In an effort to eliminate bugs from upcoming iOS versions ahead of their general releases, Apple plans to launch the first-ever public beta program for the iOS operating system, according to multiple people briefed on the plans. Following the successful launch of the OS X Public Beta program with OS X Yosemite last year, Apple intends to release the upcoming iOS 8.3 as a public beta via the company’s existing AppleSeed program in mid-March, according to the sources. This release will match the third iOS 8.3 beta for developers, which is planned for release the same week. Apple then expects to debut iOS 9 at its June Worldwide Developer Conference, with a public beta release during the summer, and final release in the fall…

Ahead of the October 2014 launch of OS X Yosemite, Apple released the new Mac OS as a beta to the first one million people who registered with interest. Apple has said that it will soon provide these users with early looks at OS X updates such as the upcoming 10.10.3 with the new iCloud-based Photos application. In order to maintain a higher level of exclusivity, the public beta program for iOS will apparently be limited to 100,000 people, the sources say. Apple began seeding a select group of retail employees with iOS betas for minor releases in January. In the hands of developers since last year, iOS 8.2 will not enter public beta.

Codenamed Stowe, iOS 8.3 was first seeded to developers in early February with several enhancements. The updated software includes support for Wireless CarPlay, an upgraded Emoji keyboard, an enhanced voice for Siri, and simpler login for Google services. A second 8.3 beta is expected next week. iOS 9, codenamed Monarch, will include fixes and performance enhancements as headline features. Apple is also working on iOS 8.4, codenamed Copper, that bundles Apple’s all new streaming music service. Like the early iOS 8 developers builds, the public betas will include a dedicated app that allows users to report bugs to Apple.

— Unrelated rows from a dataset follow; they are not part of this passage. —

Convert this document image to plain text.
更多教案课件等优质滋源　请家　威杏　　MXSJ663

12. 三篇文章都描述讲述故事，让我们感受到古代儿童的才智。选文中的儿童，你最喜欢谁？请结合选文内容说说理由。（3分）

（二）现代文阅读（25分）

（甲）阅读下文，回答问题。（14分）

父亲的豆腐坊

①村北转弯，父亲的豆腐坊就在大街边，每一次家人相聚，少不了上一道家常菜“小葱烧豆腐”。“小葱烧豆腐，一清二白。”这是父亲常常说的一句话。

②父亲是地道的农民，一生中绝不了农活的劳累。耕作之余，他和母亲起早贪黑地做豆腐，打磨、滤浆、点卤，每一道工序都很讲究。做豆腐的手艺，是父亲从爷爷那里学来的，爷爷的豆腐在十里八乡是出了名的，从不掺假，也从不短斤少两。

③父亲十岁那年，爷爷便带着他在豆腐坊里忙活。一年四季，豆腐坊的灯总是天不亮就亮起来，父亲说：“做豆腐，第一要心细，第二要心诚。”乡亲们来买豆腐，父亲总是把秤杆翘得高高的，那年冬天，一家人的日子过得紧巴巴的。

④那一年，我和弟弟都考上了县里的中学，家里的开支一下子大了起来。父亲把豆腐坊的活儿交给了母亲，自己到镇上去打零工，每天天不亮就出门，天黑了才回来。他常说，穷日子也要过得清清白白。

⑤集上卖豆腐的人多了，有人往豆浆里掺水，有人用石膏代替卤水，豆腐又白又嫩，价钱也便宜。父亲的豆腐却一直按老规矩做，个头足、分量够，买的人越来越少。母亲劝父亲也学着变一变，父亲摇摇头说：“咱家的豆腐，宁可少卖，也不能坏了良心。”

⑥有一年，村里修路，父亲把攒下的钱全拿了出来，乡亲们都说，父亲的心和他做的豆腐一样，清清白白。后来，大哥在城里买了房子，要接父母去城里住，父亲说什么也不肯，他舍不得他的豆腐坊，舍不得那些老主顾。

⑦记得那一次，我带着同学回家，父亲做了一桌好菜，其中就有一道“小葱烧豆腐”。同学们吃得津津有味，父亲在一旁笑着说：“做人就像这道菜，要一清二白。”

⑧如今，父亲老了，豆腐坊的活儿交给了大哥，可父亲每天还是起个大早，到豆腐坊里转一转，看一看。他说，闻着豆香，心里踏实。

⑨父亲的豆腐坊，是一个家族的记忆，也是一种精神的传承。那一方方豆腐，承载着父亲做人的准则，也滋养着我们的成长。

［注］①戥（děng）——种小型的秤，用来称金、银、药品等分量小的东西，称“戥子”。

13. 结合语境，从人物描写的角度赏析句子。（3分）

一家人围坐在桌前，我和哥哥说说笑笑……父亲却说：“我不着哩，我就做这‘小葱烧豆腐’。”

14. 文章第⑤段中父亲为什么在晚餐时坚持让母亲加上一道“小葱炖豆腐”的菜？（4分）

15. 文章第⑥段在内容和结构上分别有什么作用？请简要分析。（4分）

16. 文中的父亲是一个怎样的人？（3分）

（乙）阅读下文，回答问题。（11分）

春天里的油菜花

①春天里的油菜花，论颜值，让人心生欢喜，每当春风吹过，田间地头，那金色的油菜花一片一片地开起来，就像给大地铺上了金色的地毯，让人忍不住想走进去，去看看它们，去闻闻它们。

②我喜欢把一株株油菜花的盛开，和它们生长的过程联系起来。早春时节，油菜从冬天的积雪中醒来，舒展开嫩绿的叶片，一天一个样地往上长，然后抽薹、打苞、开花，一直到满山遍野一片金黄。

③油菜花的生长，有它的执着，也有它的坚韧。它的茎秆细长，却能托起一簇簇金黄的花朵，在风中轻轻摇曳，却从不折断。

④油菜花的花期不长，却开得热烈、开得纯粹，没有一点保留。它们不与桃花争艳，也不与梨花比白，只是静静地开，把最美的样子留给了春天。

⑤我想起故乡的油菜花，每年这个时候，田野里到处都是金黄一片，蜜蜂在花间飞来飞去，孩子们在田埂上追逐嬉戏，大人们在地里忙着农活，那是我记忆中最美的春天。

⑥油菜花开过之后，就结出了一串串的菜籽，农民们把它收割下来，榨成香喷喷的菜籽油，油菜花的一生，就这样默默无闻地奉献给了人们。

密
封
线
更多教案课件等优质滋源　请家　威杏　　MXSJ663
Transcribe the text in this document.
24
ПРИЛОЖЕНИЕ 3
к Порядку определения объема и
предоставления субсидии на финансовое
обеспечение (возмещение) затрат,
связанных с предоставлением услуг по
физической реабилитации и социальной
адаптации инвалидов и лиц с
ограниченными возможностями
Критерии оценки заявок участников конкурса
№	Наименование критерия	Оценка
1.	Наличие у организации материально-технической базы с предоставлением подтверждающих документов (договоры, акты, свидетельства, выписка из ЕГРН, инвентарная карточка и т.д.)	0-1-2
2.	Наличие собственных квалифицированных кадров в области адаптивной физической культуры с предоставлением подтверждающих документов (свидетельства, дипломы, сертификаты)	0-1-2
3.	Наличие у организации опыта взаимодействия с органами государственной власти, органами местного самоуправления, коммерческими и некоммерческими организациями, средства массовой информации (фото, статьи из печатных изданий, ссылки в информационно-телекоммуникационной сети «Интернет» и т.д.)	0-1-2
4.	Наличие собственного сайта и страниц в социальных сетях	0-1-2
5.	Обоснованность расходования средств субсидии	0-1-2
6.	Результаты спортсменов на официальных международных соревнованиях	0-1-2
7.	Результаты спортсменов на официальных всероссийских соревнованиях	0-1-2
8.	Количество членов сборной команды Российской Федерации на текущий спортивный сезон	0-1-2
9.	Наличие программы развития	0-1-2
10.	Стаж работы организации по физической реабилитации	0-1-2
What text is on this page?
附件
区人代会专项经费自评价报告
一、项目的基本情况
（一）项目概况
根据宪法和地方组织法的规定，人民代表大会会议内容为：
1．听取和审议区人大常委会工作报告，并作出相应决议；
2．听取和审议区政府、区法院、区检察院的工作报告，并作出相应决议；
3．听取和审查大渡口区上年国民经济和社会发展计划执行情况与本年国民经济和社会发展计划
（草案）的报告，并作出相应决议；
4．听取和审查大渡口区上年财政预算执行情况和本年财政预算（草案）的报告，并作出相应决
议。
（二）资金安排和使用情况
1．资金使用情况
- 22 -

The main goal of the iOS beta program will be a more reliable and widely tested operating system by the time of the wider consumer launch, as Apple has come under fire for lack of quality control in iOS 8. Launching public beta versions of iOS will also reduce the demand for unauthorized sales of beta downloads from developer accounts, which enabled some consumers to test-drive future iOS features. Apple Vice President of iPhone and iOS Marketing Greg Joswiak publicly shared his concern regarding these blackmarket businesses, saying that Apple planned to fight those in the future.